27 Nov 2012
tl;dr: We’re now running our build infrastructure across 3 different Amazon regions. This makes us more robust and *cheaper*?! Whats not to love?!
This is important for 3 reasons:
1) It means RelEng can keep up with load, and hence keep all trees open, even if an Amazon region goes offline, or if a VPN link fails. Amazon doesn’t lose a region often, but it can happen. Mozilla doesn’t lose a VPN link often, but it can happen. Using 3 different regions, with 3 different VPN links, makes it unlikely we’d lose all at one time. In fact, multi-region outages on AWS are so rare, that the most recent multi-region outage I could find was in June2008.

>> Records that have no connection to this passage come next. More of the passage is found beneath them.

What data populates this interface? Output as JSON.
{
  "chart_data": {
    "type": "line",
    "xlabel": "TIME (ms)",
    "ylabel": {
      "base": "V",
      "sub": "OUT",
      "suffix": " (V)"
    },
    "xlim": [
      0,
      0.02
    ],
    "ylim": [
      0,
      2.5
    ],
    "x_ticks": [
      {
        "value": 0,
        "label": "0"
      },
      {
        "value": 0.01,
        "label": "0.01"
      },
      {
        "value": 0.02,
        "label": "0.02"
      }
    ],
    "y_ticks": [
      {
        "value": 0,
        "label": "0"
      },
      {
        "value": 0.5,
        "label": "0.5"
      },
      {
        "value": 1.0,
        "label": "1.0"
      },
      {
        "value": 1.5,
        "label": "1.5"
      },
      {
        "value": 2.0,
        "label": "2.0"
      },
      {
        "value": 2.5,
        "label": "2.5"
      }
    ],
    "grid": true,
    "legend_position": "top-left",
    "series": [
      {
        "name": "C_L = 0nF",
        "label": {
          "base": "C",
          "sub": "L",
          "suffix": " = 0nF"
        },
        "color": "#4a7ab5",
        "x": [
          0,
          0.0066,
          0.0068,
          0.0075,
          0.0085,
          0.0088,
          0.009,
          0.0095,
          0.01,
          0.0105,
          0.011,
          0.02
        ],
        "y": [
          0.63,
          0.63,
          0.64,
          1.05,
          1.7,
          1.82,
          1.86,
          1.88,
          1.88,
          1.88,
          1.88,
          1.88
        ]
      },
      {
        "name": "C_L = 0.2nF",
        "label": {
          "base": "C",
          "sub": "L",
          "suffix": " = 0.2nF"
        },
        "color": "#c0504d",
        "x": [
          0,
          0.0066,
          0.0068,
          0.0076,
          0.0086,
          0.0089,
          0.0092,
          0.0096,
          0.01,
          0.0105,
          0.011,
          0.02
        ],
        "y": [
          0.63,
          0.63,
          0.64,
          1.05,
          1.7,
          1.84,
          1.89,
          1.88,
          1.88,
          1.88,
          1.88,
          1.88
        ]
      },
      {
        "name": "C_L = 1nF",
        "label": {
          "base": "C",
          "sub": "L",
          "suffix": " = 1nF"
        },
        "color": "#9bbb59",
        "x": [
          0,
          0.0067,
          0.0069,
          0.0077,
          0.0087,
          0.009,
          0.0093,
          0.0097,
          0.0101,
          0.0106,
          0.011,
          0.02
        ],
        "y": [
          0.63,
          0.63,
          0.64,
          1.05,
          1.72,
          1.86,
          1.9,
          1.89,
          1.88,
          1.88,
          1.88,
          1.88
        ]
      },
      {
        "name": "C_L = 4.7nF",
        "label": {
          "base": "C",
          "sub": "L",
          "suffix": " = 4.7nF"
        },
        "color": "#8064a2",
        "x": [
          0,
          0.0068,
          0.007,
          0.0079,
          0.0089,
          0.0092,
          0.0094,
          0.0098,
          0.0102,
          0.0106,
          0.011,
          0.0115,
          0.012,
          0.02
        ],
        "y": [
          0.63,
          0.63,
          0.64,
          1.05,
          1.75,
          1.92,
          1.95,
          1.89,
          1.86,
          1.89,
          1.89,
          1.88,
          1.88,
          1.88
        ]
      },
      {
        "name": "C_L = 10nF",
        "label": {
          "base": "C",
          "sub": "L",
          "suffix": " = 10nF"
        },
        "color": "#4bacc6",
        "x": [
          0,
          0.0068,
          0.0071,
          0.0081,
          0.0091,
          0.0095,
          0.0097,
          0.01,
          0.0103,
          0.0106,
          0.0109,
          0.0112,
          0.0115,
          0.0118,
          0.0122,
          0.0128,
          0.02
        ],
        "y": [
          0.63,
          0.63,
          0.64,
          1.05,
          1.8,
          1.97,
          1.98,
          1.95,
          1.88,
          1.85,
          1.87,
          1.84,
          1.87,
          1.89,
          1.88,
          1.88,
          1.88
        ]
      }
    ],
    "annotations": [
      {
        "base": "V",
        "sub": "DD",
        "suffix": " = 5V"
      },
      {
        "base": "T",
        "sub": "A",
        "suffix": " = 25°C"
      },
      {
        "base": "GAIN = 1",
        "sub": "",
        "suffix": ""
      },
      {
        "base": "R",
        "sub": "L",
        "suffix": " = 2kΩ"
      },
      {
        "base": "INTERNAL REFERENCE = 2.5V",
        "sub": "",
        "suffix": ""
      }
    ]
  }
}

2) As our first “go hybrid on AWS VPC” is a clear success, we’re experimenting with VPCs that are further away (ie slightly slower connection) from our inhouse colos. This allows us to start using regions that are cheaper (good!), and not inside the same earthquake zone (also good!).
3) We have a month or so of realistic usage data on AWS, as all the builds which we can run on AWS are now running on AWS. (The only exceptions are recent requests for new B2G builds, which we’re still setting up). This means that we can now make decisions about bulk-purchase-in-advance instances (called “reserved instances” in AWS lingo), which buys us the same compute power for ~1/4 the price. As these reserved instances are region-specific, and cannot be refunded or swapped around to other regions later, it was worth bringing new cheaper regions online first before we start bulk purchases in those cheaper regions.
All in all, this is a big deal.
Oh, and it is worth noting for the record that these additional regions were brought online, and into production, without needing any downtime, and without any hiccups! Big thanks to catlee and rail and ravi for their work.